Deceptive statistical analysis

Two articles on the effect of recreational marijuana commercialization on traffic fatalities reached opposite conclusions in the June 22nd 2020 issue of JAMA Internal Medicine.  Readers should understand the effect of study design differences before concluding that marijuana can be commercialized without an increase in traffic fatalities.

Kamer (doi:10.1001/jamainternmed.2020.1769) reported that traffic fatalities increased in both Colorado and Washington after commercializing recreational marijuana.  But Santaella-Tenorio (doi:10.1001/jamainternmed.2020.1757) found traffic fatality increased in Colorado but not in Washington during a similar time period.

Kamer used an appropriate single relevant control group for both states.  Santaella-Tenorio used a different synthetic control group for each state.  Washington’s  synthetic control group had an increase in traffic fatalities similar to that state, so the authors found no traffic fatality difference between Washington and its synthetic control group.

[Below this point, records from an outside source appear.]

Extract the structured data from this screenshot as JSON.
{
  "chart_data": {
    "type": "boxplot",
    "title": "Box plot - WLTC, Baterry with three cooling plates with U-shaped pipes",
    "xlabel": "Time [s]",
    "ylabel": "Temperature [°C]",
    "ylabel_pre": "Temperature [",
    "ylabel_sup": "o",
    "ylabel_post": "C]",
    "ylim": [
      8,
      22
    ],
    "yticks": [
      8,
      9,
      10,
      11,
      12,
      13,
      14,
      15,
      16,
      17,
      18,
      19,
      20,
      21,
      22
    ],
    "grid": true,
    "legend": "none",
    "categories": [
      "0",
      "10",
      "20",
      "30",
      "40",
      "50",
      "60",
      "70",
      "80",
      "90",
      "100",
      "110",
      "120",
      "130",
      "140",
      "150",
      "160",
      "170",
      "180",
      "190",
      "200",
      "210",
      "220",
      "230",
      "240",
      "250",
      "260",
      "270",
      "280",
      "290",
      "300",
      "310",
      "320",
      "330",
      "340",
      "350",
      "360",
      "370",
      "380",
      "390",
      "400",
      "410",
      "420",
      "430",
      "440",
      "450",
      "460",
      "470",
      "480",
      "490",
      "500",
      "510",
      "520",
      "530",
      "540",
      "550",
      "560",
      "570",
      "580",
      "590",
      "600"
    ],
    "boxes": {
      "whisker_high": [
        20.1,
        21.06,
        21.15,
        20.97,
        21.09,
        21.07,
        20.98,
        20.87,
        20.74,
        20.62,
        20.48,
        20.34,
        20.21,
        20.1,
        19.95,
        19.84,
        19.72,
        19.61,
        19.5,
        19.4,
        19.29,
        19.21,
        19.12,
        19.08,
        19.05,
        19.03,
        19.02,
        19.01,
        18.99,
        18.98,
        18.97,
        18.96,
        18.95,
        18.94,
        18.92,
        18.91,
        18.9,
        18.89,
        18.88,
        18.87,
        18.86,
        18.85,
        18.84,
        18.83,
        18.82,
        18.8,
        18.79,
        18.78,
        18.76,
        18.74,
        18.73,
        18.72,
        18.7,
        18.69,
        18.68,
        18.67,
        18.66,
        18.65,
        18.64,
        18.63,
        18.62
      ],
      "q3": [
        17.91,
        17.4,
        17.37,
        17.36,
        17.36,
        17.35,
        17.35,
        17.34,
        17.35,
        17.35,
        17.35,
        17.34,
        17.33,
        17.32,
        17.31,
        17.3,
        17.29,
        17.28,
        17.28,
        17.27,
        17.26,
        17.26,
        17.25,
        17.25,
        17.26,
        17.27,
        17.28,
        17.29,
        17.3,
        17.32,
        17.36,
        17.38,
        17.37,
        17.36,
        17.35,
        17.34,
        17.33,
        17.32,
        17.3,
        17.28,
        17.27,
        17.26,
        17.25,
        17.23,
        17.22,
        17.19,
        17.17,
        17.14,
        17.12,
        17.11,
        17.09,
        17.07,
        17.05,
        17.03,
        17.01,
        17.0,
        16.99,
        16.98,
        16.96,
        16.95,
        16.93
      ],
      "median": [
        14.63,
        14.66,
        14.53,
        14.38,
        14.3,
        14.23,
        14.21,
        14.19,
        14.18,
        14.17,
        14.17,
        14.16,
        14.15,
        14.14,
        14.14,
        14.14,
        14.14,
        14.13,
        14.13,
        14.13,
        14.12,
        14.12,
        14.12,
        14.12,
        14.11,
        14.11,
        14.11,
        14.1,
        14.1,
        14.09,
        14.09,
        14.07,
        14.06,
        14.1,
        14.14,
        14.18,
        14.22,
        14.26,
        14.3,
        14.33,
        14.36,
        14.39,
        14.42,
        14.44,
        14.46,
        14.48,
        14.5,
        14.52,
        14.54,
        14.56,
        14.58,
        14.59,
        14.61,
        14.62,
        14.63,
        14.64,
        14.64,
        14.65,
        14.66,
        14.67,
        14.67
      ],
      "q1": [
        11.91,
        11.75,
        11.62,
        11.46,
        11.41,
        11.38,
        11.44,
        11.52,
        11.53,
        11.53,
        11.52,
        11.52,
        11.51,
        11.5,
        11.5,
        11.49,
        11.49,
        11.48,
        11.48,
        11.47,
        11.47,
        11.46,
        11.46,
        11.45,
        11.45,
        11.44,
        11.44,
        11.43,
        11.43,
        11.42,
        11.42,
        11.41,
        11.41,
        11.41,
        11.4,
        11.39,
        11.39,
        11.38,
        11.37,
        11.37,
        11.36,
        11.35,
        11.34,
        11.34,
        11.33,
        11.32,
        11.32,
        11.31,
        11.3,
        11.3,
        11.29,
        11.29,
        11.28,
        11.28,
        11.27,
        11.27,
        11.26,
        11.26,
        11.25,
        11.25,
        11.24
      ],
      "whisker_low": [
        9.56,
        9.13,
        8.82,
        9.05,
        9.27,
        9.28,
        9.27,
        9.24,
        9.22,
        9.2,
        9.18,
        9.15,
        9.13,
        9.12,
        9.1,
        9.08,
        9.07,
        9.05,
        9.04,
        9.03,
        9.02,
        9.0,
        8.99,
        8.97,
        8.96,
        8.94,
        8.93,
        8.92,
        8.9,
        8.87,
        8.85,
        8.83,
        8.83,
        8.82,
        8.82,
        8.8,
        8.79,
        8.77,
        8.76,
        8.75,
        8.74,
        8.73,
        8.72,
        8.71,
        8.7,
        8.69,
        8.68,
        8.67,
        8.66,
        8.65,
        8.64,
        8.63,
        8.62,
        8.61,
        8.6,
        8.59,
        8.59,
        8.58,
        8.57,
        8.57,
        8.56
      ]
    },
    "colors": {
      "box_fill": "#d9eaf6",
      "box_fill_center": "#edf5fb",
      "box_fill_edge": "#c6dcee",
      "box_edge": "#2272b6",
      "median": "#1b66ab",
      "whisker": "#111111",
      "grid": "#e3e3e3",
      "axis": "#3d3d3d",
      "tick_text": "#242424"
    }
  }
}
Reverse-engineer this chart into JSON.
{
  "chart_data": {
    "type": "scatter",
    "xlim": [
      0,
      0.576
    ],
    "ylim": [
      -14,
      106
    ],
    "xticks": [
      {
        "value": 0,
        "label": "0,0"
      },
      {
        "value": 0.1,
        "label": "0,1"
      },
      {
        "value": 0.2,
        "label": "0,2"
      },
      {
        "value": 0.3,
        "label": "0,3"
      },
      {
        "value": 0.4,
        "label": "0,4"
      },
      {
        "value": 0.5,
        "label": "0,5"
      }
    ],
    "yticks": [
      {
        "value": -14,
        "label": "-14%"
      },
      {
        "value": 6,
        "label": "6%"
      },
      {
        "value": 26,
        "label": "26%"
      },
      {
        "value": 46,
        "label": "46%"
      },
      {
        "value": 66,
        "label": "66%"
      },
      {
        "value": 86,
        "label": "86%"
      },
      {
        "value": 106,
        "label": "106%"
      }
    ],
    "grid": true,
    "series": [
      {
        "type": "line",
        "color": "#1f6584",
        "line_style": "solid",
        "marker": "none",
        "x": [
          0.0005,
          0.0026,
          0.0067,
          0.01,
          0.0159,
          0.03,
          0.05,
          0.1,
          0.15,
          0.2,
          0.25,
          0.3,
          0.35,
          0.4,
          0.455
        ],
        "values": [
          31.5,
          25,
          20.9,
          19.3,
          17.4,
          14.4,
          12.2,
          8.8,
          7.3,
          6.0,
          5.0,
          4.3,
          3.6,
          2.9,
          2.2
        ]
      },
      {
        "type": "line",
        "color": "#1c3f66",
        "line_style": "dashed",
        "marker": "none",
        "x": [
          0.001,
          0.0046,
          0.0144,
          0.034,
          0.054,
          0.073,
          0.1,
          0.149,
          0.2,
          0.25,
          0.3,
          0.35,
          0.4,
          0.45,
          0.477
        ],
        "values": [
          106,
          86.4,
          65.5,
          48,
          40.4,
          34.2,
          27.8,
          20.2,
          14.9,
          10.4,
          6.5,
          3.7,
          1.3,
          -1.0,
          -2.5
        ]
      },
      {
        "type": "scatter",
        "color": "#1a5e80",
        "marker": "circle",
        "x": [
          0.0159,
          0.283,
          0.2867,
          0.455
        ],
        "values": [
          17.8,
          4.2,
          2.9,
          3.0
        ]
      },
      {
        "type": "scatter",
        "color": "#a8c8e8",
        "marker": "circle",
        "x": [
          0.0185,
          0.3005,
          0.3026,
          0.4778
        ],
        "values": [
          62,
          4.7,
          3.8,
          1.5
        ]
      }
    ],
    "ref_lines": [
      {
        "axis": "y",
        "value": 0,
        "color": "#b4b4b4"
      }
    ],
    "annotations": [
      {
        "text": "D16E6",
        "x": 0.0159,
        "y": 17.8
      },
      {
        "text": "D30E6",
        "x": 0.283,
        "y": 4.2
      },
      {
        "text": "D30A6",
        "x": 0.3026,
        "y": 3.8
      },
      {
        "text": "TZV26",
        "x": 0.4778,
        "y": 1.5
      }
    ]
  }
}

Santaella-Tenorio proposed three reasons for the different outcomes between Washington and Colorado, none of which are convincing.  The authors neglected to point out the largest reason for the different outcomes – different control groups.  The Washington control group was heavily weighted (83.9%) toward only two states – California and New Jersey.  California enacted legal marijuana during the study period and New Jersey’s medical marijuana patient pool doubled during the study period, so it’s not surprising to see traffic fatality rate increase in those states equal to that found in Washington.

Kamer’s conclusion is sobering: if all states were to commercialize marijuana and have the same effect on their traffic fatalities as Colorado and Washington, the nation could experience an additional  6,800 traffic deaths annually.  Santaella-Tenorio’s results should be ignored, even though he found 75 “excess traffic deaths” in Colorado after marijuana commercialization.